Breaking the cross-talk between Fer-CD4 T cells and neutrophils boosted antitumor immunity and chemosensitivity. A, Tumor growth curves of wild-type or Cd4-Il1b^Δ MMTV-PyMT mice treated with PBS or ADM. B, Representative immunofluorescent images for TUNEL and CK in tumors with the indicated administrations. Scale bar, 50 μm. C, Representative flow cytometric plots for lipid peroxidation and CD71 expression of neutrophils from tumors of wild-type or Cd4-Il1b^Δ MMTV-PyMT mice with PBS or ADM treatment. D, Representative flow cytometric plots for granzyme B and perforin production of CD8⁺ T cells isolated from tumors of wild-type or Cd4-Il1b^Δ MMTV-PyMT mice with PBS or ADM treatment. E, Representative immunofluorescent images for CD8 and granzyme B in tumors with the indicated administrations. Arrows, CD8⁺ granzyme B⁺ cells. Scale bar, 50 μm.

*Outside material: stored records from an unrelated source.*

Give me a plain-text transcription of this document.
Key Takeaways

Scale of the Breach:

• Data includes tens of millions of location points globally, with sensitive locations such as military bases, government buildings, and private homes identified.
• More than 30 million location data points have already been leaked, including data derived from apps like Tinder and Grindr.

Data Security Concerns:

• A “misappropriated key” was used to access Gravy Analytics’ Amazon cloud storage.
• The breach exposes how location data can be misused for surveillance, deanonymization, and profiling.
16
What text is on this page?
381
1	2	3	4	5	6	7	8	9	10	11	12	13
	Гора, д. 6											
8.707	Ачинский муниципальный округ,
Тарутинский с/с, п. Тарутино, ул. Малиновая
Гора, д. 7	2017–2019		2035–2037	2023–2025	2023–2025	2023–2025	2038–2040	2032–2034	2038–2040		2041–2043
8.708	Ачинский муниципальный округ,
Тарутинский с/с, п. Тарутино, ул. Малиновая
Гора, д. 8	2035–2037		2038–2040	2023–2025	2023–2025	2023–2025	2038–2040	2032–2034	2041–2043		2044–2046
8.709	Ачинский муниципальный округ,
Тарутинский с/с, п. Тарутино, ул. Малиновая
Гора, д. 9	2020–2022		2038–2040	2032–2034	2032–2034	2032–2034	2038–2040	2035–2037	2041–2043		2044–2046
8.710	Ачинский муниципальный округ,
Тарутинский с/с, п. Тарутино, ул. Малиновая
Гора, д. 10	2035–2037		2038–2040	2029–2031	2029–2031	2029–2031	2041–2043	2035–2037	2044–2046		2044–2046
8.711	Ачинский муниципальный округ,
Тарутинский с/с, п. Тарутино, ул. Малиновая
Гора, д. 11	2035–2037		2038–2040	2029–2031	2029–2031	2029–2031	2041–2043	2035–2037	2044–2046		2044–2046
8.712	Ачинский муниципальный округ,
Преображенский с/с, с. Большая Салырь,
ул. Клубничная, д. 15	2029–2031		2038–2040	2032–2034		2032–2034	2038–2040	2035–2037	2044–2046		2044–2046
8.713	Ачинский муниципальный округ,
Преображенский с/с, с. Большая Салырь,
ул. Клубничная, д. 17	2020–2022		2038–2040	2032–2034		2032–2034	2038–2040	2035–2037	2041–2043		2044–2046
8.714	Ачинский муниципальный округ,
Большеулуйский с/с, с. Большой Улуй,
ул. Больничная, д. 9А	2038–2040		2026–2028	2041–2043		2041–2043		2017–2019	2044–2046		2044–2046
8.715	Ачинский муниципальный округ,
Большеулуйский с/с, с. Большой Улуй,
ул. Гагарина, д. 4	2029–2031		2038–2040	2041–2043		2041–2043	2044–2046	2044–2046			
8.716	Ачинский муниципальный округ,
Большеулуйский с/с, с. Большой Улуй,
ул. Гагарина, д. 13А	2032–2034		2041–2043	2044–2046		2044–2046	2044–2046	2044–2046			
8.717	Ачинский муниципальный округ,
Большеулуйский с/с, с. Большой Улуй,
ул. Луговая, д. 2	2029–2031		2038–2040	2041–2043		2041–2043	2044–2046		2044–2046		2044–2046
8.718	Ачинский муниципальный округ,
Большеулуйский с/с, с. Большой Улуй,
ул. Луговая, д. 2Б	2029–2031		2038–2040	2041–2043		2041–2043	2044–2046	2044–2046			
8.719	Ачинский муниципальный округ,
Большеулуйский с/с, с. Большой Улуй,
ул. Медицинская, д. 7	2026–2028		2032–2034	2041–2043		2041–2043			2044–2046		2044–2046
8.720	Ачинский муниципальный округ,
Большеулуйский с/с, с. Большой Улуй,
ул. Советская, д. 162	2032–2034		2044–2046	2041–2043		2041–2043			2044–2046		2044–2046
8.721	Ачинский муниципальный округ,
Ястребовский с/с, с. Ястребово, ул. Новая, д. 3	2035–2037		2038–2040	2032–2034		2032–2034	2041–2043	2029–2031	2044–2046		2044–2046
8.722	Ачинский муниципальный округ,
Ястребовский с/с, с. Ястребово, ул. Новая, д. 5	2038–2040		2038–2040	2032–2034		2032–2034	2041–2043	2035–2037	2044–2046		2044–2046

F, Tumor growth curves of wild-type or Mrp8-Il1r1^Δ MMTV-PyMT mice treated with ADM or PBS. G, Lipid peroxidation of neutrophils, perforin, and granzyme B production of CD8 TILs of wild-type or Mrp8-Il1r1^Δ MMTV-PyMT mice treated with ADM or PBS by flow cytometry. Results are represented as mean ± SD of n = 5 mice per group (A–G). *, P < 0.05; **, P < 0.01; ***, P < 0.001 by two-sided one-way ANOVA with Tukey test (A, D, F, and G). Quantification is shown in Supplementary Fig. S8 (B–E).